First thing we need to do is finding a way to debug KVM. It is related to Linux kernel debug, and most steps are really same.
Due to the previous research on KVM by Project Zero (https://googleprojectzero.blogspot.com/2021/06/an-epyc-escape-case-study-of-kvm.html), we can find nested virtualization is a vulnerable attack surface.
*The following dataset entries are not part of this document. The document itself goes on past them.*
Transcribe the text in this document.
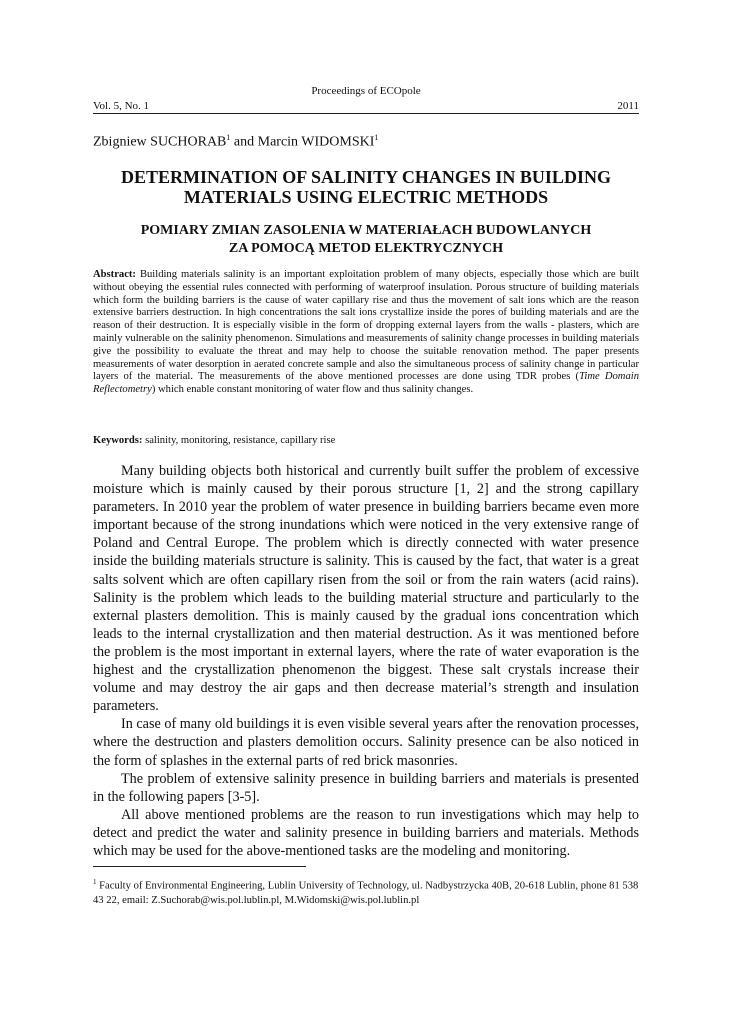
Proceedings of ECOpole
Vol. 5, No. 1	2011
Zbigniew SUCHORAB$^1$ and Marcin WIDOMSKI$^1$
DETERMINATION OF SALINITY CHANGES IN BUILDING
MATERIALS USING ELECTRIC METHODS
POMIARY ZMIAN ZASOLENIA W MATERIAŁACH BUDOWLANYCH
ZA POMOCĄ METOD ELEKTRYCZNYCH
Abstract: Building materials salinity is an important exploitation problem of many objects, especially those which are built without obeying the essential rules connected with performing of waterproof insulation. Porous structure of building materials which form the building barriers is the cause of water capillary rise and thus the movement of salt ions which are the reason extensive barriers destruction. In high concentrations the salt ions crystallize inside the pores of building materials and are the reason of their destruction. It is especially visible in the form of dropping external layers from the walls - plasters, which are mainly vulnerable on the salinity phenomenon. Simulations and measurements of salinity change processes in building materials give the possibility to evaluate the threat and may help to choose the suitable renovation method. The paper presents measurements of water desorption in aerated concrete sample and also the simultaneous process of salinity change in particular layers of the material. The measurements of the above mentioned processes are done using TDR probes (Time Domain Reflectometry) which enable constant monitoring of water flow and thus salinity changes.
Keywords: salinity, monitoring, resistance, capillary rise

Many building objects both historical and currently built suffer the problem of excessive moisture which is mainly caused by their porous structure [1, 2] and the strong capillary parameters. In 2010 year the problem of water presence in building barriers became even more important because of the strong inundations which were noticed in the very extensive range of Poland and Central Europe. The problem which is directly connected with water presence inside the building materials structure is salinity. This is caused by the fact, that water is a great salts solvent which are often capillary risen from the soil or from the rain waters (acid rains). Salinity is the problem which leads to the building material structure and particularly to the external plasters demolition. This is mainly caused by the gradual ions concentration which leads to the internal crystallization and then material destruction. As it was mentioned before the problem is the most important in external layers, where the rate of water evaporation is the highest and the crystallization phenomenon the biggest. These salt crystals increase their volume and may destroy the air gaps and then decrease material’s strength and insulation parameters.

In case of many old buildings it is even visible several years after the renovation processes, where the destruction and plasters demolition occurs. Salinity presence can be also noticed in the form of splashes in the external parts of red brick masonries.

The problem of extensive salinity presence in building barriers and materials is presented in the following papers [3-5].

All above mentioned problems are the reason to run investigations which may help to detect and predict the water and salinity presence in building barriers and materials. Methods which may be used for the above-mentioned tasks are the modeling and monitoring.

$^1$ Faculty of Environmental Engineering, Lublin University of Technology, ul. Nadbystrzycka 40B, 20-618 Lublin, phone 81 538 43 22, email: Z.Suchorab@wis.pol.lublin.pl, M.Widomski@wis.pol.lublin.pl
So we need to build a debug environment with 3 levels: L0 (host), L1 (guest), L2 (nested guest).
As mentioned in the rules of kvmCTF (https://github.com/google/security-research/blob/master/kvmctf/rules.md), the host runs v6.1.74 Linux kernel on an Intel CPU. So let’s download the Linux kernel source code first.
L0
Here is the config for compile, wich is different compared to kvmctf provide but work for me.
Then we can get the bzImage and vmlinux.
The next step is to build a system image, I chose Debian Bullseye Linux image.
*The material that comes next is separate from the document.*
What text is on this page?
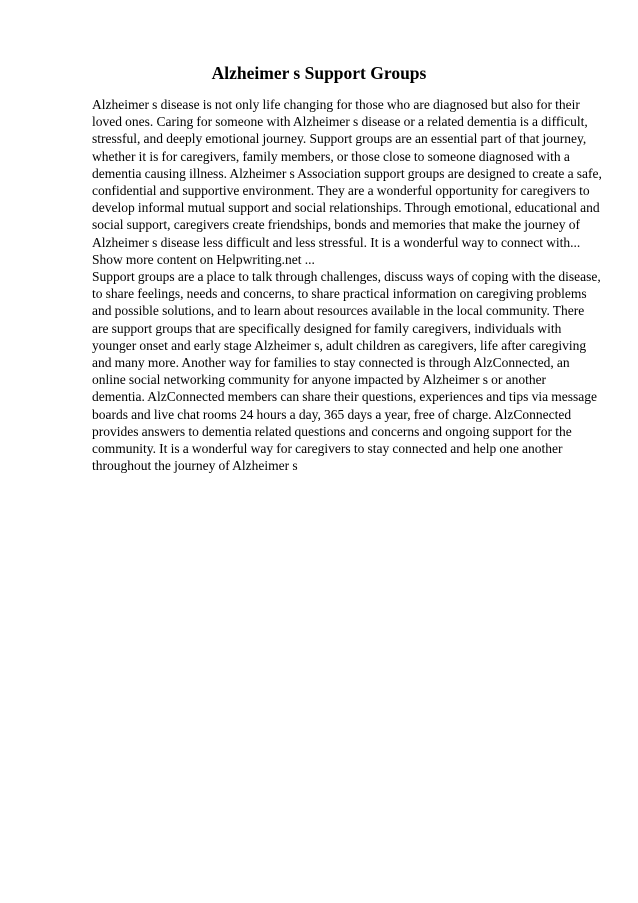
Alzheimer s Support Groups

Alzheimer s disease is not only life changing for those who are diagnosed but also for their loved ones. Caring for someone with Alzheimer s disease or a related dementia is a difficult, stressful, and deeply emotional journey. Support groups are an essential part of that journey, whether it is for caregivers, family members, or those close to someone diagnosed with a dementia causing illness. Alzheimer s Association support groups are designed to create a safe, confidential and supportive environment. They are a wonderful opportunity for caregivers to develop informal mutual support and social relationships. Through emotional, educational and social support, caregivers create friendships, bonds and memories that make the journey of Alzheimer s disease less difficult and less stressful. It is a wonderful way to connect with... Show more content on Helpwriting.net ...

Support groups are a place to talk through challenges, discuss ways of coping with the disease, to share feelings, needs and concerns, to share practical information on caregiving problems and possible solutions, and to learn about resources available in the local community. There are support groups that are specifically designed for family caregivers, individuals with younger onset and early stage Alzheimer s, adult children as caregivers, life after caregiving and many more. Another way for families to stay connected is through AlzConnected, an online social networking community for anyone impacted by Alzheimer s or another dementia. AlzConnected members can share their questions, experiences and tips via message boards and live chat rooms 24 hours a day, 365 days a year, free of charge. AlzConnected provides answers to dementia related questions and concerns and ongoing support for the community. It is a wonderful way for caregivers to stay connected and help one another throughout the journey of Alzheimer s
Except these, kvm also has kernel module component (kvm.ko and kvm-intel.ko), we need to create a dictory and run this command:
make modules_install INSTALL_MOD_PATH=xxx/modules
Copy 6.1.74/ in modules/ to bullseye/lib/modules/
Use following script to build a new image
dd if=/dev/zero of=bullseye.img bs=1M seek=6144 count=1
sudo mkfs.ext4 -F bullseye.img
sudo mkdir -p /mnt/bullseye
sudo mount -o loop bullseye.img /mnt/bullseye
sudo cp -a bullseye/. /mnt/bullseye/.
sudo umount /mnt/bullseye
Now we have all the materials, we can use these two scripts to run L0 and debug it.
run.sh
#!/bin/sh
qemu-system-x86_64 \
-m 2G \
-smp 2 \
-kernel ./linux-6.1.74/arch/x86/boot/bzImage \
-append "nokaslr console=ttyS0 root=/dev/sda earlyprintk=serial net.ifnames=0" \
-drive file=./image/bullseye.img,format=raw \
-net user,host=10.0.2.10,hostfwd=tcp:127.0.0.1:10021-:22 \
-net nic,model=e1000 \
-enable-kvm \
-cpu Cascadelake-Server,+vmx \
-nographic \
-pidfile vm.pid \
-fsdev local,security_model=passthrough,id=fsdev0,path=./shared \
-device virtio-9p-pci,id=fsdev0,fsdev=fsdev0,mount_tag=hostshare \
-gdb tcp::1234 \
-S \
2>&1 | tee vm.log
debug.sh
#!/bin/sh
gdb \
-ex "target remote localhost:1234" \
-ex "continue" \
-ex "disconnect" \
-ex "file ./linux-6.1.74/vmlinux" \
-ex "set architecture i386:x86-64:intel" \
-ex "target remote localhost:1234" \
-ex "add-symbol-file xxx/modules/lib/modules/6.1.74/kernel/arch/x86/kvm/kvm-intel.ko 0xffffffffc010f000" \
-ex "add-symbol-file xxx/modules/lib/modules/6.1.74/kernel/arch/x86/kvm/kvm.ko 0xffffffffc0005000"
If you are not sure kvm is running, use kvm-ok to check.
L1 and L2
Now we only have L0, we need to prepare the qemu-kvm environment on L0.
To test KVM, I suggest to run and modify kvm-unit-tests.
The kvm-unit-tests will be running as L1, if you run vmx.flat, the guest_main code in vmx_tests will be running on L2, for testing nested virtualization.